Rare Book Week: Victoria Reigns Supreme
PBS has been a savior these past few months, not only as an impeccable source of "real" news but also of escape. Its new historical drama series about Queen Victoria pulled me through the inauguration haze (and, yes, I do see some irony there). Still riding high from Sunday night's Victoria finale, I have been preparing for Rare Book Week by perusing catalogs and lists of ABAA book fair highlights and taking note of books and manuscripts that I'd like to see on Friday.
One of those items is an incredible presentation album of eighty etchings by Queen Victoria and Prince Albert, to be offered at the fair by Manhattan's own Donald A. Heald Rare Books. According to the catalog copy, Victoria "took up etching as a hobby, introducing the art to her husband shortly after their marriage in 1840." (I wish PBS had given us a glimpse of that...) They etched separately and together, sometimes working on the same plate, which was then handed off for biting and printing.

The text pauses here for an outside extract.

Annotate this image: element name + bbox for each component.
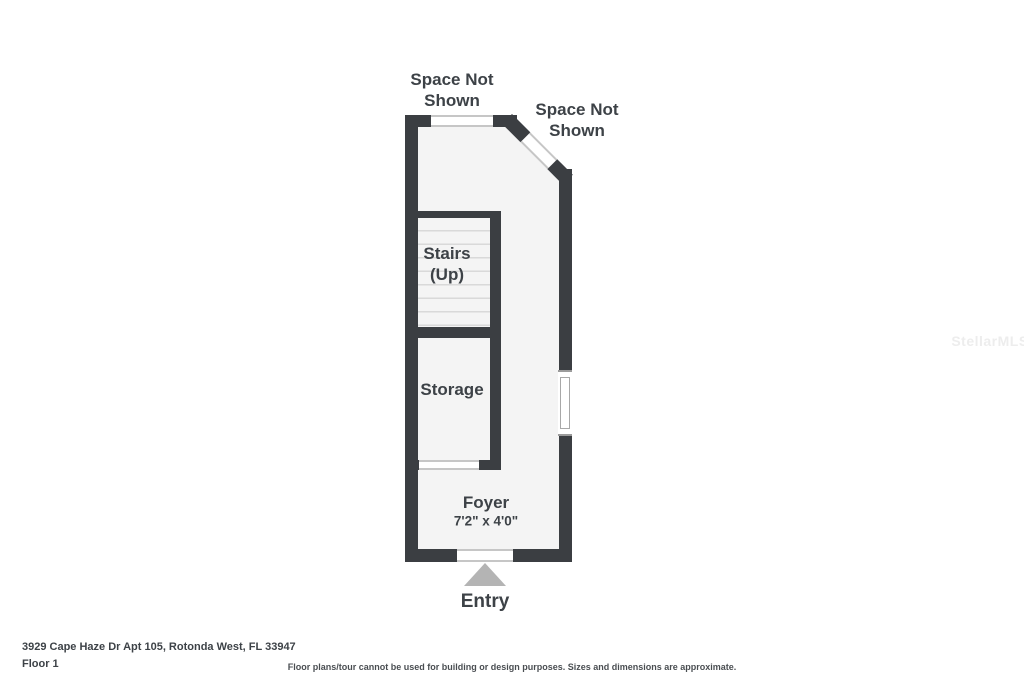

Their artistic subjects were courtiers, children, and dogs. "[V]ery few of each of the etchings were printed, the pastime being largely for the royal couple's own amusement; an occasional print and a very few sets, like the present, were distributed as gifts."
Only two complete sets are known--one in the Royal Collection and one at the British Museum. This set, lacking seven etchings and bound in contemporary purple morocco, was presented by the queen to Sir Theodore Martin, author of Queen Victoria as I Knew Her (1901).
At the princely sum of $125,000, it is clearly a volume fit for a royal collection.
Image via Donald A. Heald Rare Books.